Myth #4: You Don’t Need Travel Insurance If You’re Going on a Short Trip

You’ve probably read stories of people who encountered disaster while on a weekend getaway across the border or a quick business trip abroad. The truth is that you never know when you’ll find yourself in an emergency situation. The best you can do is to plan to be ready for them.

Even if you’re leaving for a one-day business trip to another country, be sure to buy travel insurance, so you’re covered in case of an accident, illness, or a natural calamity. Don’t leave the country unprotected. The last thing you want is to spend your short trip paying costly medical bills instead of having a good time and building memories with family or friends.
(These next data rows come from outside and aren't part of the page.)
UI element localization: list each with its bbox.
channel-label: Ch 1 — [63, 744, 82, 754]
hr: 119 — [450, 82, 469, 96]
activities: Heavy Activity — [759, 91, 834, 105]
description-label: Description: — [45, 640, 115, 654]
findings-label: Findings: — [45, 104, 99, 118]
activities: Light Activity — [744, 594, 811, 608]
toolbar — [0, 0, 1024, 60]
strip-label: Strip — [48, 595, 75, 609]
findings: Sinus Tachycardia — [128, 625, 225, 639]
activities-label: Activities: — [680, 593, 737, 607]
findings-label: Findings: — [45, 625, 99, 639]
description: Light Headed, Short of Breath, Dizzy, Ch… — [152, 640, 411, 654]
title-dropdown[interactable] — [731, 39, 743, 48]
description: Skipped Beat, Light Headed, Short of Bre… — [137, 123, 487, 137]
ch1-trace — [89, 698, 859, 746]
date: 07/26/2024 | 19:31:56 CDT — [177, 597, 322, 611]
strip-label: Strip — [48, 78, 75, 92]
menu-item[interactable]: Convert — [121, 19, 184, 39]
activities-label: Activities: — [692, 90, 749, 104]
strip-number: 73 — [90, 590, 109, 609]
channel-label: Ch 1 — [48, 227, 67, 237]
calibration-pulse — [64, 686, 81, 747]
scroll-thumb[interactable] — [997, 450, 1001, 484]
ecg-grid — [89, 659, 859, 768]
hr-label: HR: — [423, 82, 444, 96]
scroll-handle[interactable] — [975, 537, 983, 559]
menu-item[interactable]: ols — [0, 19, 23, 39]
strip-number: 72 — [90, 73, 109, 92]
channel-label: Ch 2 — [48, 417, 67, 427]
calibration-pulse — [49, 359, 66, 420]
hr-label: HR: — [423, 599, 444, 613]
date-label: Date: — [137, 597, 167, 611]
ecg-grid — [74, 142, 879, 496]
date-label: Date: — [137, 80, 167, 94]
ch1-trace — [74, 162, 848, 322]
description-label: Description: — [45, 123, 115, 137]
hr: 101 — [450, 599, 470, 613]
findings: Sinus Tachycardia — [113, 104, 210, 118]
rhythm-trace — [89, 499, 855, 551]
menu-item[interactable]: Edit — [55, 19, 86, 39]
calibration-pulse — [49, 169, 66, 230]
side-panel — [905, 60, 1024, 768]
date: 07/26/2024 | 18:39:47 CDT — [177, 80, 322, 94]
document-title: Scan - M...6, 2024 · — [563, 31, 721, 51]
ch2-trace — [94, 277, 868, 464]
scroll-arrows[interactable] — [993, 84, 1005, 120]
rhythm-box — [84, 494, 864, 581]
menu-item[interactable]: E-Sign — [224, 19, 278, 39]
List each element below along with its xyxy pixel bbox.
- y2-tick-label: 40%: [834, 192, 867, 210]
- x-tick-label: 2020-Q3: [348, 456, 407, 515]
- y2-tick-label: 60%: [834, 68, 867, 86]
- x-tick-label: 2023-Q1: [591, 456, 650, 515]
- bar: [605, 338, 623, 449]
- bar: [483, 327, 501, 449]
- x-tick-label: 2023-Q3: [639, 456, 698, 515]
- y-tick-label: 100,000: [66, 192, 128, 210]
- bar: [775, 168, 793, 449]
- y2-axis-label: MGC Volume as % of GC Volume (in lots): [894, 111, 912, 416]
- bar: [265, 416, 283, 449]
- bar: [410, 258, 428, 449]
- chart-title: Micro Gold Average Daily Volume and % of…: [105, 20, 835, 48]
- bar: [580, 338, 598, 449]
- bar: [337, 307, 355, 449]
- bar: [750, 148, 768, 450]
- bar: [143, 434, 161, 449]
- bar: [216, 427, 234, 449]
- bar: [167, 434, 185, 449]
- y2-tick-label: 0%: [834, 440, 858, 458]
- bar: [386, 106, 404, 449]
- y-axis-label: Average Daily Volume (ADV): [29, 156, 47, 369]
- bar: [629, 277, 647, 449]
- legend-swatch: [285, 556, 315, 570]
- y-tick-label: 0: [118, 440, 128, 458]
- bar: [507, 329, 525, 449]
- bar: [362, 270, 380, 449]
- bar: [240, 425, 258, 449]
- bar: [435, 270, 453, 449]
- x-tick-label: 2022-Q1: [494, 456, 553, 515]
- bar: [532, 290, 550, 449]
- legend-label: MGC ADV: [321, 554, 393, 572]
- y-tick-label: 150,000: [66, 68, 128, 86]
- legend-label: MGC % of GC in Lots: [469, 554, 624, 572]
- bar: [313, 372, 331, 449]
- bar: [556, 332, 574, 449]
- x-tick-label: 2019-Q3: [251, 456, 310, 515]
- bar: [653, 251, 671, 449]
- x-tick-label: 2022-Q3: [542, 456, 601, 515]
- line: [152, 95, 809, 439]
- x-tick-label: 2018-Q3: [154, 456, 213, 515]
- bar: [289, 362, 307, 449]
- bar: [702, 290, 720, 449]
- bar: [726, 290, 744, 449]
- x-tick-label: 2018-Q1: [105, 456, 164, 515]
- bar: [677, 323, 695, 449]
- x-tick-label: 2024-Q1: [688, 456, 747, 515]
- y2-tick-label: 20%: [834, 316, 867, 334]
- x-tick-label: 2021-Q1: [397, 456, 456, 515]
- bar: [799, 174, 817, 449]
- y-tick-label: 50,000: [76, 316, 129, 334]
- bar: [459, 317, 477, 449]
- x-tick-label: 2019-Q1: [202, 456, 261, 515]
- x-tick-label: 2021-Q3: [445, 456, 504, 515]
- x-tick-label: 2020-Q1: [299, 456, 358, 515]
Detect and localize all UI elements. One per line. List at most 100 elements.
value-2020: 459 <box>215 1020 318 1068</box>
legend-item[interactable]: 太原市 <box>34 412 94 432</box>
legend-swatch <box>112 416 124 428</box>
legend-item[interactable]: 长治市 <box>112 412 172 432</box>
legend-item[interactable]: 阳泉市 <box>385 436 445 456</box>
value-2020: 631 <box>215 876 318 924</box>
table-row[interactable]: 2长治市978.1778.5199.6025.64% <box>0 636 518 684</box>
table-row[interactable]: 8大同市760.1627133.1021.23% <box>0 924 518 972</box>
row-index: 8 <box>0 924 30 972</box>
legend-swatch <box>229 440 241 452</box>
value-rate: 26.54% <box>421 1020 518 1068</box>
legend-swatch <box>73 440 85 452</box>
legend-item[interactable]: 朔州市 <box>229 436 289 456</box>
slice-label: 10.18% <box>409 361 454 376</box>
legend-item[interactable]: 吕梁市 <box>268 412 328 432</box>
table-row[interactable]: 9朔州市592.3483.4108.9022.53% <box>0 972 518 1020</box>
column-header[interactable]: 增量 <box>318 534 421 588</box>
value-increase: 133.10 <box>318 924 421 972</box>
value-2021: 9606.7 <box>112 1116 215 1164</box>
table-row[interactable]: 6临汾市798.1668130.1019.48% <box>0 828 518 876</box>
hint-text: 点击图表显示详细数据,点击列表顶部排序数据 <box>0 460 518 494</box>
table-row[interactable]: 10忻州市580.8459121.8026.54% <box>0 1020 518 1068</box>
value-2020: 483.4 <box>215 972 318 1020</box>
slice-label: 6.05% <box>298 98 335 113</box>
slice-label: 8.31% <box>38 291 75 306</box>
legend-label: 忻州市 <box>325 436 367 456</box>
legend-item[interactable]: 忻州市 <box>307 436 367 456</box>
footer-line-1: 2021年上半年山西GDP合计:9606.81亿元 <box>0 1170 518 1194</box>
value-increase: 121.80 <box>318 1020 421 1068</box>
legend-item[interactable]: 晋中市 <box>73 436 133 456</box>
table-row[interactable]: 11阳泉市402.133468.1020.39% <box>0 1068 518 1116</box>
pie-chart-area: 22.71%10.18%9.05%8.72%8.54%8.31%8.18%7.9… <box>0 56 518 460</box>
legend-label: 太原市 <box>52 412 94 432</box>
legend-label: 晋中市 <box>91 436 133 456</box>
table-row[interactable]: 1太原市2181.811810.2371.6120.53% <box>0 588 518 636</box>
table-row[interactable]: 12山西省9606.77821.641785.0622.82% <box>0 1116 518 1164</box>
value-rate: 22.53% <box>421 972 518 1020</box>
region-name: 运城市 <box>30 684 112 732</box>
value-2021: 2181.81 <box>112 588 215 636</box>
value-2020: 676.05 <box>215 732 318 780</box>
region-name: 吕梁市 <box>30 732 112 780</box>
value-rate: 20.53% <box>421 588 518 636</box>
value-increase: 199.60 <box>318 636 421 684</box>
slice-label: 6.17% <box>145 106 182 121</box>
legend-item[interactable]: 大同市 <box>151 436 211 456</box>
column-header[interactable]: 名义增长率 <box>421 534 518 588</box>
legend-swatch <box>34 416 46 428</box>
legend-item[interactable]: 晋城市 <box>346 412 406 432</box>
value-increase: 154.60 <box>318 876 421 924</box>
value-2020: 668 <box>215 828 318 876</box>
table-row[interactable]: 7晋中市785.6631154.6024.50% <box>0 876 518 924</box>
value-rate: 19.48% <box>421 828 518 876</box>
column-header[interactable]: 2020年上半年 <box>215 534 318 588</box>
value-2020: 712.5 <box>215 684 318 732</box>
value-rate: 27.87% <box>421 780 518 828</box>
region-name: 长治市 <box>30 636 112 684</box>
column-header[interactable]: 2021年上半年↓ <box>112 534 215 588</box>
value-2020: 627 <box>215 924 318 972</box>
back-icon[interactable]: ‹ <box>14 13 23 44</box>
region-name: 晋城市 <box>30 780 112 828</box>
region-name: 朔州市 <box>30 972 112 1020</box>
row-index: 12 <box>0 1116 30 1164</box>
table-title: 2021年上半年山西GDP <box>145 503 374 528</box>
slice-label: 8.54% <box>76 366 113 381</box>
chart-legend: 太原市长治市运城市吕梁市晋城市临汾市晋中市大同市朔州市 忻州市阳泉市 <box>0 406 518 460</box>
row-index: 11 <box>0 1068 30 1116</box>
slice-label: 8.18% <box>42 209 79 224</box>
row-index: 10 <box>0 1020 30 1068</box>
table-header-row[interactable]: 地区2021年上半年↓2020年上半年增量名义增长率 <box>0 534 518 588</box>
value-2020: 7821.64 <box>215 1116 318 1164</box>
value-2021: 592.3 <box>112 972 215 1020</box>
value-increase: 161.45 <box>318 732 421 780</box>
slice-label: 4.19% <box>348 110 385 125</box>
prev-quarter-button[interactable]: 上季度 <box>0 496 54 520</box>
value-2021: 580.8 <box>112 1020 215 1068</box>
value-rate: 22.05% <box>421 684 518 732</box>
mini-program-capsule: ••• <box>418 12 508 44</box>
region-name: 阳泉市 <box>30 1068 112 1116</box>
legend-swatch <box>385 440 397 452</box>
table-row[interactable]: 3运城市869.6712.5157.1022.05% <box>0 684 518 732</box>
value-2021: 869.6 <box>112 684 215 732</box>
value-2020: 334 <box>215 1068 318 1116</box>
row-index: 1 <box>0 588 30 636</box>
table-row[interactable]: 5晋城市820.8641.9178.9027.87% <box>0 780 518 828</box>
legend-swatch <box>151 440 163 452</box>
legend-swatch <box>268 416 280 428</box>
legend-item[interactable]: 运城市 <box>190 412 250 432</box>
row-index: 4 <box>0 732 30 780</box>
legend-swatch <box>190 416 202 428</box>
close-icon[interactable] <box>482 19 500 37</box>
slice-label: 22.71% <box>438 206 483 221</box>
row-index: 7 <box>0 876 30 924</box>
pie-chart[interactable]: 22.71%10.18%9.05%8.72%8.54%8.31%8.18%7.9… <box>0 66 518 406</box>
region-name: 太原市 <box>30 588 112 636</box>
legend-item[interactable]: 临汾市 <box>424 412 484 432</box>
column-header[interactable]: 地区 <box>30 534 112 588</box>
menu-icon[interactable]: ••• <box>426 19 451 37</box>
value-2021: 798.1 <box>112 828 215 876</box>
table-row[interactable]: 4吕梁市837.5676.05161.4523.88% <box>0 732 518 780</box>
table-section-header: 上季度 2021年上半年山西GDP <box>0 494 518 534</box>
Myth #5: You Don’t Need Travel Insurance Since You Already Have Medical Insurance

If you already invested in a medical insurance plan, that’s excellent. However, that doesn’t mean that you’re fully covered against emergency medical coverage, emergency medical evacuation, and every unfortunate event that may happen anytime, anywhere. Your domestic medical insurance might not necessarily cover your hospitalization and medical treatment costs in another country.

With an international travel insurance plan, you can rest assured that high-quality medical treatment will be available on your trip. Plus, you won’t have to worry about unpredictable and unforeseen situations such as trip interruption, trip cancellation, baggage delay, and lost luggage as they’re all covered.

Myth #6: The Airline Has You Covered

Unless you’ve got someone who’s willing to offer you accommodation, there’s a good chance you’ll need to book a vacation rental or hotel for the day you arrive at your new destination. A flight delay could easily leave you with a wasted reservation—which most people might assume that, once you provide proof of your hotel booking, the airline would offer a refund. Things don’t happen that way, though.

The best the airline might do, in the event of a delay, is to get you on the next available flight. However, if the delay is extremely long, and your travel schedule is affected, there’s no guarantee that the airline will cover your incurred reservation costs. Having an international travel insurance plan, on the other hand, succeeds where the airlines fail.